Güzin Sayar, sizin tanıdığınız adıyla "Güzin Abla", kökeni Reşat Nuri Güntekin ve Refik Halit Karay´a uzanan, köklü bir ailenin kızıdır. Dedesi Mahmut Hayri Bey´e ait Erenköy, Ethem Efendi Caddesi'nde, Haremlik ve selamlık bulunan eski dönemin o bağ köşkü diye tabir edilen ahşap bir köşkte dünyaya geldi. Ne yazık ki, babasını çok genç yaşta kaybetti. Annesi Mediha Sayar, çok zeki ve çalışkan bir insandı. Babası üst düzey bir devlet memuruydu. O yine de eşini kaybettikten sonra, 3 yaşındaki küçük Güzin´i alıp baba evine döndüğünde, ailesine yük olmamak için çalışmaya başladı. Alman mektebi mezunuydu. Üç lisan biliyordu. O dönemde, Türkiye´nin ilk çalışan kadınlarından biriydi.

Güzin Sayar, Harbiye Orduevi´nin karşısındaki evlerinden, Notre Dame De Sion Fransız Kız Lisesi´ne gidip gelirken, genç bir subaya aşık oldu. Annesinin muhalefetine rağmen, 16 yaşında o subayla evlendi. Son derece ince ruhlu, piyano çalan, mürebbiyelerle büyümüş bir genç kadınla, daha zor koşullarda yaşamış ve yatılı bir askeri okulda büyümüş olan bu genç adam pek bağdaşamamışlardı. Küçük kızları dünyaya geldikten bir süre sonra, eşinin başka bir kadını; hem de evli ve 2 çocuklu bir kadını, sevmesi nedeniyle, ayrılmak zorunda kaldı. Birkaç yıl sonra evlendiği mimar Tayfur Şehbal ile de 5 yıllık evliliğini de yine bir başka kadının araya girmesiyle noktalamak zorunda kaldı.

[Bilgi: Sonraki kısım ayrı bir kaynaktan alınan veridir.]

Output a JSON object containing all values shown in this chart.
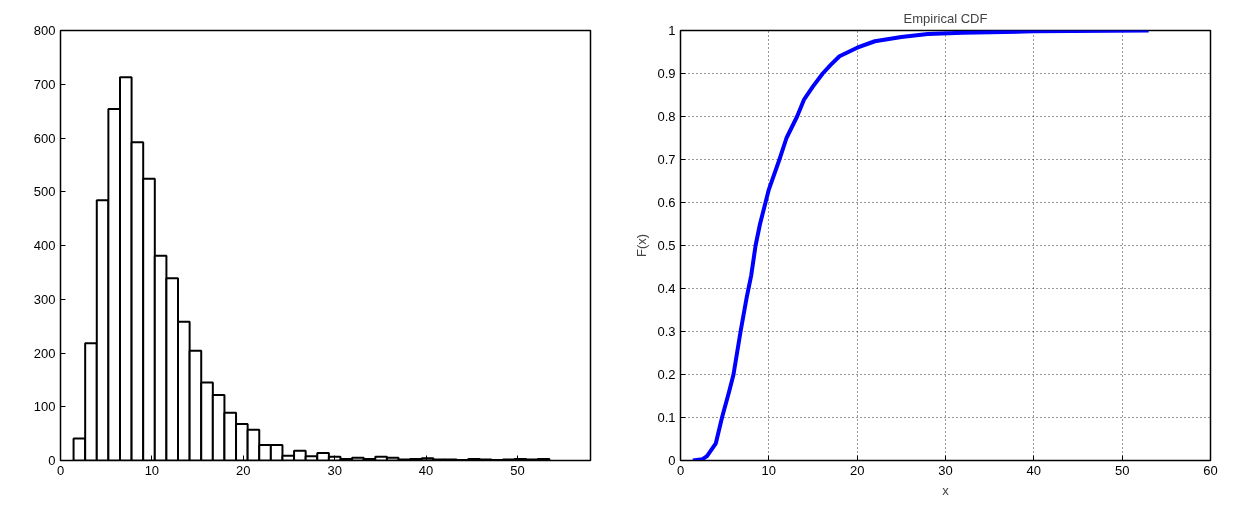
{
  "chart_data": [
    {
      "type": "histogram",
      "bins": [
        1.43,
        2.7,
        3.97,
        5.24,
        6.51,
        7.78,
        9.05,
        10.32,
        11.59,
        12.86,
        14.13,
        15.4,
        16.67,
        17.94,
        19.21,
        20.48,
        21.75,
        23.02,
        24.29,
        25.56,
        26.83,
        28.1,
        29.37,
        30.64,
        31.91,
        33.18,
        34.45,
        35.72,
        36.99,
        38.26,
        39.53,
        40.8,
        42.07,
        43.34,
        44.61,
        45.88,
        47.15,
        48.42,
        49.69,
        50.96,
        52.23,
        53.5
      ],
      "values": [
        41,
        218,
        484,
        654,
        713,
        592,
        524,
        381,
        339,
        258,
        204,
        145,
        122,
        89,
        68,
        57,
        29,
        29,
        9,
        18,
        8,
        14,
        7,
        3,
        5,
        3,
        7,
        5,
        2,
        3,
        4,
        2,
        2,
        1,
        3,
        2,
        1,
        2,
        3,
        2,
        3
      ],
      "color": "#ffffff",
      "xlim": [
        0,
        58
      ],
      "ylim": [
        0,
        800
      ],
      "xticks": [
        0,
        10,
        20,
        30,
        40,
        50
      ],
      "yticks": [
        0,
        100,
        200,
        300,
        400,
        500,
        600,
        700,
        800
      ],
      "grid": false
    },
    {
      "type": "line",
      "title": "Empirical CDF",
      "xlabel": "x",
      "ylabel": "F(x)",
      "series": [
        {
          "color": "#0000ff",
          "x": [
            1.4,
            2.5,
            3,
            4,
            4.7,
            5.5,
            6,
            6.8,
            7.5,
            8,
            8.5,
            9,
            10,
            11.2,
            12,
            13.2,
            14,
            15,
            16.1,
            17,
            18,
            19,
            20,
            22,
            25,
            28,
            32,
            40,
            53
          ],
          "values": [
            0,
            0.003,
            0.01,
            0.04,
            0.1,
            0.16,
            0.2,
            0.3,
            0.38,
            0.43,
            0.5,
            0.55,
            0.63,
            0.7,
            0.75,
            0.8,
            0.84,
            0.87,
            0.9,
            0.92,
            0.94,
            0.95,
            0.96,
            0.975,
            0.985,
            0.992,
            0.995,
            0.998,
            1.0
          ]
        }
      ],
      "xlim": [
        0,
        60
      ],
      "ylim": [
        0,
        1
      ],
      "xticks": [
        0,
        10,
        20,
        30,
        40,
        50,
        60
      ],
      "yticks": [
        0,
        0.1,
        0.2,
        0.3,
        0.4,
        0.5,
        0.6,
        0.7,
        0.8,
        0.9,
        1
      ],
      "grid": true,
      "line_style": "solid"
    }
  ]
}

Annesi Mediha Sayar, Yeni İstanbul gazetesinde muhasebe müdürü olarak çalışıyordu. Aynı gazetede tercüme yazılar yazarak mesleğe başlayan Güzin Sayar, daha sonra Son Havadis gazetesinde, "Sorun söyleyelim" adıyla 1960´lı yıllarda bir köşeye imza attı. Bu belki de, "Güzin Abla" köşesinin ilk işaretleriydi. İnsanların sorunlarına eğilme merakı onda gençlik yıllarında da varolan, özel bir yetenekti. İleriki yıllarda Akşam, Hür Vatan gibi gazetelerde "Derim ki" diye bir köşe yazısıyla devam etti. Bu arada magazin müdürü olarak çeşitli gazetelerde çalıştı. "Çocukluğundan itibaren gazeteci olmak istemişti. Gerçekten de Türkiye´nin ilk 3-5 kadın gazetecisinden biridir.

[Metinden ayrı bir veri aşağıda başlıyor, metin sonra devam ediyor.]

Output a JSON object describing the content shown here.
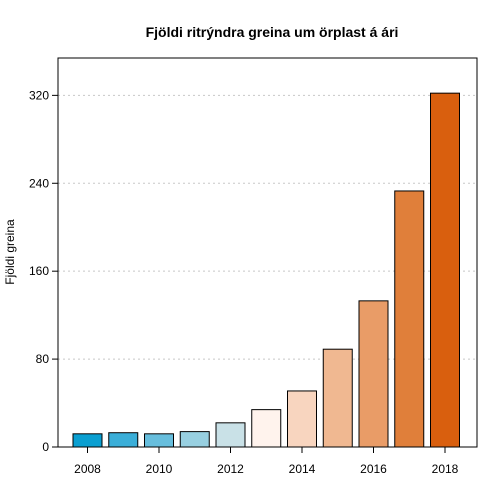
{
  "chart_data": {
    "type": "bar",
    "title": "Fjöldi ritrýndra greina um örplast á ári",
    "xlabel": "",
    "ylabel": "Fjöldi greina",
    "categories": [
      "2008",
      "2009",
      "2010",
      "2011",
      "2012",
      "2013",
      "2014",
      "2015",
      "2016",
      "2017",
      "2018"
    ],
    "values": [
      12,
      13,
      12,
      14,
      22,
      34,
      51,
      89,
      133,
      233,
      322
    ],
    "colors": [
      "#0a9fd1",
      "#3aaed8",
      "#67bedd",
      "#98d0e1",
      "#c9e1e7",
      "#fff3ed",
      "#f8d5bf",
      "#f0b891",
      "#e99c67",
      "#e07f3a",
      "#d95f0e"
    ],
    "ylim": [
      0,
      354
    ],
    "yticks": [
      0,
      80,
      160,
      240,
      320
    ],
    "xtick_labels": [
      "2008",
      "2010",
      "2012",
      "2014",
      "2016",
      "2018"
    ],
    "grid": "horizontal dotted",
    "legend": "none"
  }
}
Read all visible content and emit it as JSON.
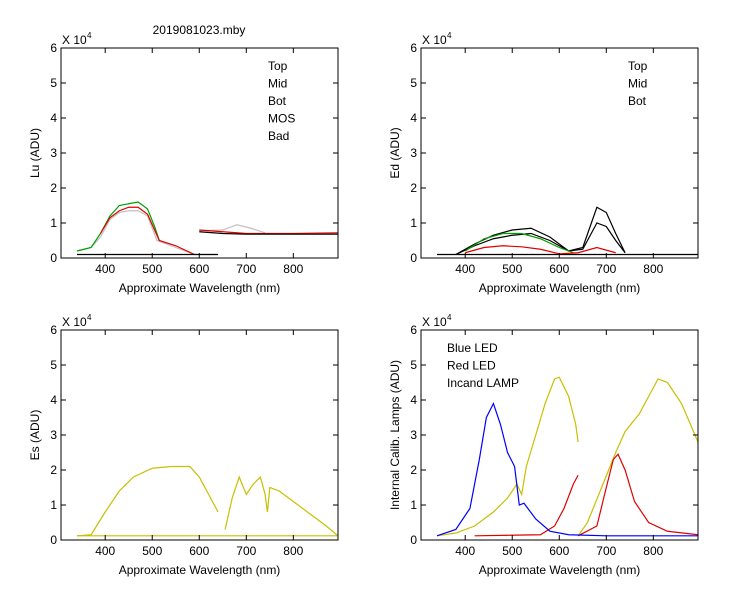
{
  "title": "2019081023.mby",
  "chart_data": [
    {
      "type": "line",
      "ylabel": "Lu (ADU)",
      "xlabel": "Approximate Wavelength (nm)",
      "multiplier": "X 10",
      "multiplier_exp": "4",
      "xlim": [
        306,
        895
      ],
      "ylim": [
        0,
        6
      ],
      "xticks": [
        400,
        500,
        600,
        700,
        800
      ],
      "yticks": [
        0,
        1,
        2,
        3,
        4,
        5,
        6
      ],
      "legend": [
        {
          "label": "Top",
          "color": "#000000"
        },
        {
          "label": "Mid",
          "color": "#e00000"
        },
        {
          "label": "Bot",
          "color": "#00a000"
        },
        {
          "label": "MOS",
          "color": "#0000ff"
        },
        {
          "label": "Bad",
          "color": "#c0c0c0"
        }
      ],
      "series": [
        {
          "name": "Bad",
          "color": "#c0c0c0",
          "points": [
            [
              340,
              0.2
            ],
            [
              370,
              0.3
            ],
            [
              390,
              0.6
            ],
            [
              410,
              1.1
            ],
            [
              430,
              1.3
            ],
            [
              450,
              1.35
            ],
            [
              470,
              1.35
            ],
            [
              490,
              1.2
            ],
            [
              510,
              0.5
            ],
            [
              550,
              0.3
            ],
            [
              590,
              0.1
            ],
            [
              640,
              0.1
            ]
          ]
        },
        {
          "name": "Bot",
          "color": "#00a000",
          "points": [
            [
              340,
              0.2
            ],
            [
              370,
              0.3
            ],
            [
              390,
              0.7
            ],
            [
              410,
              1.2
            ],
            [
              430,
              1.5
            ],
            [
              450,
              1.55
            ],
            [
              470,
              1.6
            ],
            [
              490,
              1.4
            ],
            [
              505,
              0.9
            ],
            [
              515,
              0.5
            ]
          ]
        },
        {
          "name": "Mid",
          "color": "#e00000",
          "points": [
            [
              390,
              0.7
            ],
            [
              410,
              1.15
            ],
            [
              430,
              1.35
            ],
            [
              450,
              1.45
            ],
            [
              470,
              1.45
            ],
            [
              490,
              1.25
            ],
            [
              505,
              0.8
            ],
            [
              515,
              0.5
            ],
            [
              550,
              0.35
            ],
            [
              590,
              0.1
            ]
          ]
        },
        {
          "name": "Top",
          "color": "#000000",
          "points": [
            [
              340,
              0.1
            ],
            [
              640,
              0.1
            ]
          ]
        },
        {
          "name": "Bad-red",
          "color": "#c0c0c0",
          "points": [
            [
              600,
              0.78
            ],
            [
              650,
              0.8
            ],
            [
              680,
              0.95
            ],
            [
              710,
              0.85
            ],
            [
              740,
              0.72
            ]
          ]
        },
        {
          "name": "Mid-red",
          "color": "#e00000",
          "points": [
            [
              600,
              0.8
            ],
            [
              650,
              0.75
            ],
            [
              700,
              0.7
            ],
            [
              800,
              0.7
            ],
            [
              895,
              0.72
            ]
          ]
        },
        {
          "name": "Top-red",
          "color": "#000000",
          "points": [
            [
              600,
              0.75
            ],
            [
              650,
              0.7
            ],
            [
              700,
              0.68
            ],
            [
              800,
              0.68
            ],
            [
              895,
              0.68
            ]
          ]
        }
      ]
    },
    {
      "type": "line",
      "ylabel": "Ed  (ADU)",
      "xlabel": "Approximate Wavelength (nm)",
      "multiplier": "X 10",
      "multiplier_exp": "4",
      "xlim": [
        306,
        895
      ],
      "ylim": [
        0,
        6
      ],
      "xticks": [
        400,
        500,
        600,
        700,
        800
      ],
      "yticks": [
        0,
        1,
        2,
        3,
        4,
        5,
        6
      ],
      "legend": [
        {
          "label": "Top",
          "color": "#000000"
        },
        {
          "label": "Mid",
          "color": "#e00000"
        },
        {
          "label": "Bot",
          "color": "#00a000"
        }
      ],
      "series": [
        {
          "name": "Top-base",
          "color": "#000000",
          "points": [
            [
              340,
              0.1
            ],
            [
              895,
              0.1
            ]
          ]
        },
        {
          "name": "Top-1",
          "color": "#000000",
          "points": [
            [
              380,
              0.1
            ],
            [
              420,
              0.4
            ],
            [
              460,
              0.65
            ],
            [
              500,
              0.8
            ],
            [
              540,
              0.85
            ],
            [
              580,
              0.6
            ],
            [
              620,
              0.2
            ],
            [
              650,
              0.3
            ],
            [
              680,
              1.45
            ],
            [
              700,
              1.3
            ],
            [
              720,
              0.7
            ],
            [
              740,
              0.15
            ]
          ]
        },
        {
          "name": "Top-2",
          "color": "#000000",
          "points": [
            [
              380,
              0.1
            ],
            [
              420,
              0.35
            ],
            [
              460,
              0.55
            ],
            [
              500,
              0.65
            ],
            [
              540,
              0.7
            ],
            [
              580,
              0.5
            ],
            [
              620,
              0.2
            ],
            [
              650,
              0.25
            ],
            [
              680,
              1.0
            ],
            [
              700,
              0.9
            ],
            [
              720,
              0.5
            ],
            [
              740,
              0.15
            ]
          ]
        },
        {
          "name": "Bot",
          "color": "#00a000",
          "points": [
            [
              400,
              0.2
            ],
            [
              440,
              0.55
            ],
            [
              480,
              0.7
            ],
            [
              520,
              0.7
            ],
            [
              560,
              0.55
            ],
            [
              600,
              0.3
            ],
            [
              630,
              0.15
            ]
          ]
        },
        {
          "name": "Mid",
          "color": "#e00000",
          "points": [
            [
              400,
              0.15
            ],
            [
              440,
              0.3
            ],
            [
              480,
              0.35
            ],
            [
              520,
              0.32
            ],
            [
              560,
              0.25
            ],
            [
              600,
              0.12
            ],
            [
              640,
              0.15
            ],
            [
              680,
              0.3
            ],
            [
              720,
              0.15
            ]
          ]
        }
      ]
    },
    {
      "type": "line",
      "ylabel": "Es  (ADU)",
      "xlabel": "Approximate Wavelength (nm)",
      "multiplier": "X 10",
      "multiplier_exp": "4",
      "xlim": [
        306,
        895
      ],
      "ylim": [
        0,
        6
      ],
      "xticks": [
        400,
        500,
        600,
        700,
        800
      ],
      "yticks": [
        0,
        1,
        2,
        3,
        4,
        5,
        6
      ],
      "legend": [],
      "series": [
        {
          "name": "Es-base",
          "color": "#c8c000",
          "points": [
            [
              340,
              0.12
            ],
            [
              895,
              0.12
            ]
          ]
        },
        {
          "name": "Es-1",
          "color": "#c8c000",
          "points": [
            [
              340,
              0.12
            ],
            [
              370,
              0.15
            ],
            [
              400,
              0.8
            ],
            [
              430,
              1.4
            ],
            [
              460,
              1.8
            ],
            [
              500,
              2.05
            ],
            [
              540,
              2.1
            ],
            [
              580,
              2.1
            ],
            [
              600,
              1.8
            ],
            [
              620,
              1.3
            ],
            [
              640,
              0.8
            ]
          ]
        },
        {
          "name": "Es-2",
          "color": "#c8c000",
          "points": [
            [
              655,
              0.3
            ],
            [
              670,
              1.2
            ],
            [
              685,
              1.8
            ],
            [
              700,
              1.3
            ],
            [
              715,
              1.6
            ],
            [
              730,
              1.8
            ],
            [
              740,
              1.3
            ],
            [
              745,
              0.8
            ],
            [
              750,
              1.5
            ],
            [
              770,
              1.4
            ],
            [
              800,
              1.1
            ],
            [
              840,
              0.7
            ],
            [
              870,
              0.4
            ],
            [
              895,
              0.12
            ]
          ]
        }
      ]
    },
    {
      "type": "line",
      "ylabel": "Internal Calib. Lamps (ADU)",
      "xlabel": "Approximate Wavelength (nm)",
      "multiplier": "X 10",
      "multiplier_exp": "4",
      "xlim": [
        306,
        895
      ],
      "ylim": [
        0,
        6
      ],
      "xticks": [
        400,
        500,
        600,
        700,
        800
      ],
      "yticks": [
        0,
        1,
        2,
        3,
        4,
        5,
        6
      ],
      "legend": [
        {
          "label": "Blue LED",
          "color": "#0000ff"
        },
        {
          "label": "Red LED",
          "color": "#e00000"
        },
        {
          "label": "Incand LAMP",
          "color": "#c8c000"
        }
      ],
      "series": [
        {
          "name": "Incand LAMP 1",
          "color": "#c8c000",
          "points": [
            [
              340,
              0.12
            ],
            [
              380,
              0.2
            ],
            [
              420,
              0.4
            ],
            [
              460,
              0.8
            ],
            [
              490,
              1.2
            ],
            [
              510,
              1.6
            ],
            [
              520,
              1.3
            ],
            [
              530,
              2.1
            ],
            [
              550,
              3.0
            ],
            [
              570,
              3.9
            ],
            [
              590,
              4.6
            ],
            [
              600,
              4.65
            ],
            [
              620,
              4.1
            ],
            [
              635,
              3.3
            ],
            [
              640,
              2.8
            ]
          ]
        },
        {
          "name": "Incand LAMP 2",
          "color": "#c8c000",
          "points": [
            [
              640,
              0.12
            ],
            [
              660,
              0.5
            ],
            [
              690,
              1.5
            ],
            [
              720,
              2.5
            ],
            [
              740,
              3.1
            ],
            [
              770,
              3.6
            ],
            [
              790,
              4.1
            ],
            [
              810,
              4.6
            ],
            [
              830,
              4.5
            ],
            [
              860,
              3.9
            ],
            [
              895,
              2.8
            ]
          ]
        },
        {
          "name": "Red LED 1",
          "color": "#e00000",
          "points": [
            [
              420,
              0.12
            ],
            [
              560,
              0.15
            ],
            [
              590,
              0.4
            ],
            [
              610,
              0.9
            ],
            [
              630,
              1.6
            ],
            [
              640,
              1.85
            ]
          ]
        },
        {
          "name": "Red LED 2",
          "color": "#e00000",
          "points": [
            [
              640,
              0.12
            ],
            [
              680,
              0.4
            ],
            [
              700,
              1.5
            ],
            [
              715,
              2.3
            ],
            [
              725,
              2.45
            ],
            [
              740,
              2.0
            ],
            [
              760,
              1.1
            ],
            [
              790,
              0.5
            ],
            [
              830,
              0.25
            ],
            [
              895,
              0.15
            ]
          ]
        },
        {
          "name": "Blue LED",
          "color": "#0000ff",
          "points": [
            [
              340,
              0.12
            ],
            [
              380,
              0.3
            ],
            [
              410,
              0.9
            ],
            [
              430,
              2.3
            ],
            [
              445,
              3.5
            ],
            [
              460,
              3.9
            ],
            [
              475,
              3.3
            ],
            [
              490,
              2.5
            ],
            [
              505,
              2.1
            ],
            [
              515,
              1.0
            ],
            [
              525,
              1.05
            ],
            [
              550,
              0.6
            ],
            [
              580,
              0.25
            ],
            [
              620,
              0.15
            ],
            [
              700,
              0.12
            ],
            [
              895,
              0.12
            ]
          ]
        }
      ]
    }
  ]
}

Saklambaç gazetesinde ilk kez kendi adını taşıyan dertleşme köşesini ise 1971 yılında yazmaya başladı. Zaten o sıralarda aynı gazetede "Feride" adlı bir dertleşme köşesi vardı. Yazıişleri müdürleri, bu köşeyi "Güzin Abla Dertlerinizle Başbaşa" başlığıyla, kendi adıyla sürdürmesini uygun gördüler. Ve "Güzin Abla" köşesi böyle doğmuş oldu.

"Güzin abla" olağanüstü güzel ve kültürlü bir kadın olduğu halde, ilginçtir; iki eşi tarafından da aldatılıp, terk edilmiş bir kadındı. Aynı zamanda çok onurlu bir insandı. İkinci evliliği ve ikinci hayal kırıklığından sonra, evliliğe noktayı koydu. Üstelik o sırada 35 yaşındaydı. Kendini kızına ve mesleğine adadı.